There is no article in todays Globe & Mail Online Edition, specifically identified as one of the 50 Greatest Books. This may have something to do with the email I sent them last week telling them their online edition was wrong, I don't know. Anyway, this review fits the parameters for 50 Greatest Books, so I will assume this is correct. Since it is a short article, I have posted the entire review.


More on memory
MARTIN LEVIN
May 31, 2008

Readers intrigued by hyperthymestic syndrome, the condition that afflicts poor Jill Price with an ineradicable memory, may be interested to learn that hers is not the first such account. In 1968, the great Russian psychologist A. R. Luria published a book that has since entered the limited library of neurological classics. The Mind of a Mnemonist: A Little Book About a Vast Memory (available from Harvard University Press, 160 pages, $26.50) is a gem of both clinical writing and literary narrative, comparable to the likes of Oliver Sacks's The Man Who Mistook His Wife for a Hat.

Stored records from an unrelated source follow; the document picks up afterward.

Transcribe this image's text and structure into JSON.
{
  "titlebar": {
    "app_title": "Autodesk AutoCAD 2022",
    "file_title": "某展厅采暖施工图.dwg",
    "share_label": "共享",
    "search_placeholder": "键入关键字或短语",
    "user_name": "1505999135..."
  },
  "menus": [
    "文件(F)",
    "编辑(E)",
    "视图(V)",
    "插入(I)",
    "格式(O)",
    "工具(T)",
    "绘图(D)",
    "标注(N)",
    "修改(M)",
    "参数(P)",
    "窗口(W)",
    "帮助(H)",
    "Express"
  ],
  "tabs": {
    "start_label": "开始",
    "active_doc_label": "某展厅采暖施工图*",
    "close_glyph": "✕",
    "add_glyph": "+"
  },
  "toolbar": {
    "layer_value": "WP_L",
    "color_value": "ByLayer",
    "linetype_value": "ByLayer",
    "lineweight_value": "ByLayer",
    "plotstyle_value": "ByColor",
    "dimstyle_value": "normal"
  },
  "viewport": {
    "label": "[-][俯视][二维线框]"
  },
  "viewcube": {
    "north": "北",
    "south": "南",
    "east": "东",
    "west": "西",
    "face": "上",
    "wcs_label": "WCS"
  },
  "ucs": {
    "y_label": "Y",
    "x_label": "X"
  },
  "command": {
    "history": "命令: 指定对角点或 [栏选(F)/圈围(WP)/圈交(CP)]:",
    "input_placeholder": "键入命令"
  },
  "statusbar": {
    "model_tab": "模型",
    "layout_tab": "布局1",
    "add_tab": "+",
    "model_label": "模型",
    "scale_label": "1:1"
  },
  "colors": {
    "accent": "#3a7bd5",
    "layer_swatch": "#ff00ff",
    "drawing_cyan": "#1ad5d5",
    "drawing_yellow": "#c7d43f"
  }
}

Luria founded a new genre with this work, in which a patient was treated not as a collection of bodily syndromes, but as a human in full: He called it "romantic science." The human in this case was a young Russian, S., whose memory bank was limitless and who eventually became a professional mnemonist. Luria's exploration of his gift (and his curse) is fascinating, lucid and compassionate. Do read it.